Au Maroc, la secrétaire générale du Parti Socialiste, Martine Aubry, a eu, en mars 2012, cette phrase que les Marocains ont beaucoup appréciée: «La proposition marocaine d’autonomie renforcée (concernant le Sahara) est la solution vers laquelle il faut avancer».
En Algérie, la délégation, qui comportait Benoît Hamon (aujourd’hui ministre délégué à l’Economie solidaire) et Elisabeth Guigou (députée et plusieurs fois ministre), deux grosses pointures du Parti Socialiste, ont évoqué une «refondation des coopérations entre l’Algérie et la France». Une déclaration qui s’inscrit dans le droit fil de tant d’autres. François Hollande affirmait, le 6 décembre 2010, au quotidien algérois Al Watan: «L’Algérie est un pays qui m’est proche».
Autre élément qui favoriserait les bonnes intentions des pays du Maghreb à l’égard du nouveau président français: sa décision de créer au sein du gouvernement français d’un ministère délégué auprès du ministre des Affaires étrangères, chargé du Développement, qui a été confié à Pascal Canfin, connu pour sa droiture et son militantisme pour un développement solidaire.
Le choix des hommes n’est peut-être pas étranger, à ce propos, à un certain enthousiasme remarqué dans les capitales maghrébines à l’égard de François Hollande. Laurent Fabius, qui a de solides amitiés en Algérie, est très sensible aux questions des droits de l’homme. Ce qui pourrait tomber à pic à l’heure où le Maghreb a été investi par le Printemps arabe.

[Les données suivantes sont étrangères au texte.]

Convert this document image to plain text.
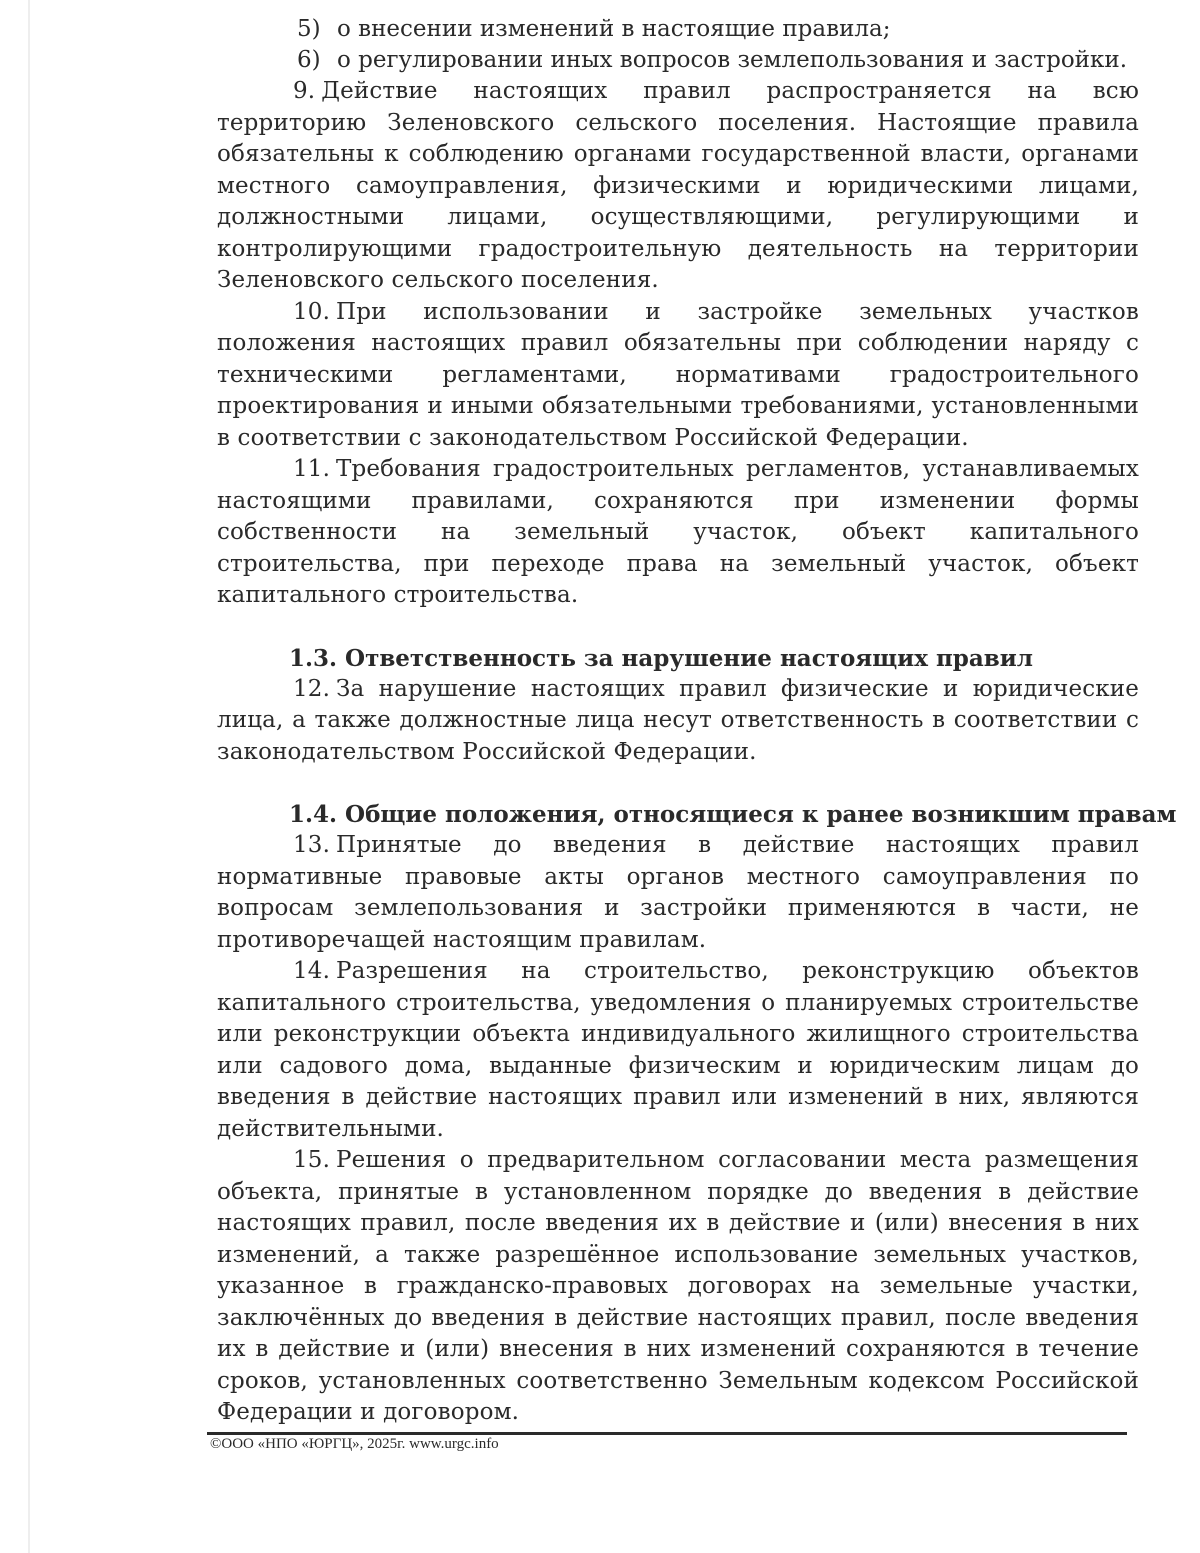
5) о внесении изменений в настоящие правила;
6) о регулировании иных вопросов землепользования и застройки.

9. Действие настоящих правил распространяется на всю территорию Зеленовского сельского поселения. Настоящие правила обязательны к соблюдению органами государственной власти, органами местного самоуправления, физическими и юридическими лицами, должностными лицами, осуществляющими, регулирующими и контролирующими градостроительную деятельность на территории Зеленовского сельского поселения.

10. При использовании и застройке земельных участков положения настоящих правил обязательны при соблюдении наряду с техническими регламентами, нормативами градостроительного проектирования и иными обязательными требованиями, установленными в соответствии с законодательством Российской Федерации.

11. Требования градостроительных регламентов, устанавливаемых настоящими правилами, сохраняются при изменении формы собственности на земельный участок, объект капитального строительства, при переходе права на земельный участок, объект капитального строительства.

1.3. Ответственность за нарушение настоящих правил

12. За нарушение настоящих правил физические и юридические лица, а также должностные лица несут ответственность в соответствии с законодательством Российской Федерации.

1.4. Общие положения, относящиеся к ранее возникшим правам

13. Принятые до введения в действие настоящих правил нормативные правовые акты органов местного самоуправления по вопросам землепользования и застройки применяются в части, не противоречащей настоящим правилам.

14. Разрешения на строительство, реконструкцию объектов капитального строительства, уведомления о планируемых строительстве или реконструкции объекта индивидуального жилищного строительства или садового дома, выданные физическим и юридическим лицам до введения в действие настоящих правил или изменений в них, являются действительными.

15. Решения о предварительном согласовании места размещения объекта, принятые в установленном порядке до введения в действие настоящих правил, после введения их в действие и (или) внесения в них изменений, а также разрешённое использование земельных участков, указанное в гражданско-правовых договорах на земельные участки, заключённых до введения в действие настоящих правил, после введения их в действие и (или) внесения в них изменений сохраняются в течение сроков, установленных соответственно Земельным кодексом Российской Федерации и договором.

©ООО «НПО «ЮРГЦ», 2025г. www.urgc.info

Mais tous ces beaux discours attendent confirmation. Il est à craindre en effet que «la force des choses», pour reprendre une formule du Général De Gaulle, ne permettent pas à François Hollande d’avoir la politique de ses promesses. La crise économique, les lobbys, les pouvoirs occultes ou apparents comme ceux de ces Eurocrates de Bruxelles ou d’ailleurs sont toujours là. Et finissent par faire appliquer la politique qu’ils entendent mener. Ne laissant qu’un seul choix aux politiques: revenir sur les promesses qu’ils ont faites.
Restons en Algérie pour dire que le président Hollande a, du temps où il était candidat, d’abord, déposé, en octobre 2011, une gerbe de fleurs, sur le pont de Clichy (nord-est de Paris) à la mémoire des Algériens tués lors de la manifestation du 17 octobre 1961 à Paris. Comme il a rendu, ensuite, un vibrant hommage au président Ahmed Ben Bella, mort en avril 2012.